What emerges instead is something closer to what the text calls "writing corpses" (写尸)—language that documents death without romanticizing it, that accumulates evidence without offering interpretation, that witnesses without consoling. The form enacts the "fierce years" themselves: chaotic, overwhelming, resistant to narrative closure.

The Unbearable Weight

Reading Xiong Nian is not pleasant. It is designed not to be. The sheer length, the repetition of traumatic material, the refusal of comfort—all work against easy consumption. Yet there is something necessary about this difficulty. In an era when disaster has become routine, when millions die and are immediately forgotten, when algorithms smooth everything into consumable content, Dao Zhuang's brutal accumulation forces us to sit with discomfort, to not look away, to let the bodies pile up on the page until their weight becomes undeniable.

The text's final movements refuse catharsis. After 2,375 sections, we arrive at an image of a carrot being eaten: "A fully grown carrot / in my mouth / has long been gnawed clean." This mundane image, following hundreds of pages of death and despair, offers no resolution—only the continuation of basic bodily existence, the going on because there is nothing else to do.

Conclusion

Xiong Nian will find few casual readers. It is too long, too dark, too willing to offend every sensibility. But as a document of our historical moment—the pandemic years, the rise of authoritarianism, the climate crisis, the general sense that something has broken—it may be indispensable. Dao Zhuang has created not a book to be enjoyed but a monument to be endured, a textual memorial to the fierce years when the world as we knew it ended, and we had to find new ways to speak what cannot be spoken, to write what cannot be written, to witness what we cannot bear to see.

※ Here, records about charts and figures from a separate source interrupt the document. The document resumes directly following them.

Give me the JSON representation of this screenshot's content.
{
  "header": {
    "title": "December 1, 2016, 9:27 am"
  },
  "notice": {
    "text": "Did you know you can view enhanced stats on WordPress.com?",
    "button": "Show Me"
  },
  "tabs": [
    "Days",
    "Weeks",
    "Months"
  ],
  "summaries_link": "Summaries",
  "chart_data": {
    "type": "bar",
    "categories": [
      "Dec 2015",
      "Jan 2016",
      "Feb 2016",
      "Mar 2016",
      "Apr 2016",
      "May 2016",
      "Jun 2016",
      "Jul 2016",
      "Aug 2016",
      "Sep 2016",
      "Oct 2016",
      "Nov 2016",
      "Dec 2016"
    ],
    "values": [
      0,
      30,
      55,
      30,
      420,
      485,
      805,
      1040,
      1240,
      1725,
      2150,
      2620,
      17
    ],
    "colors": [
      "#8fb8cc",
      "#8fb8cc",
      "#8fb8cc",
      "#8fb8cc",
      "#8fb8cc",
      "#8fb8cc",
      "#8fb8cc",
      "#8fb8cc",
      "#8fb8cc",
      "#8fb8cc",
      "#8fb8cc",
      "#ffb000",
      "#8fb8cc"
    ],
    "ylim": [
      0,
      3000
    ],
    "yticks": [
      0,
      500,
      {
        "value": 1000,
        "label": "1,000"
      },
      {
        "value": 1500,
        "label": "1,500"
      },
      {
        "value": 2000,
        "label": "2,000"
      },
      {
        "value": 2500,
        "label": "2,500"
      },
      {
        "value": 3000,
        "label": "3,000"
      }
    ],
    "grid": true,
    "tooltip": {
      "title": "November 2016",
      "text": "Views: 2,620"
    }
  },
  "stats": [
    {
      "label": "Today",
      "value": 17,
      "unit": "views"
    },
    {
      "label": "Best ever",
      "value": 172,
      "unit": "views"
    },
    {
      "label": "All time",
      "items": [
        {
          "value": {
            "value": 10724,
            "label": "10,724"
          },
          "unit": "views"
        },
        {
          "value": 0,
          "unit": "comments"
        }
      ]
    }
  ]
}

The question is not whether Xiong Nian is good poetry—by its own admission, it refuses to be poetry at all. The question is whether we have the stomach for its truths, whether we can face the corpse-writing without turning away. For those willing to enter its pages, Xiong Nian offers no comfort, but perhaps something more valuable: an unflinching account of what it meant to be alive and writing during the years when the word "fierce" became inadequate to describe our collective catastrophe.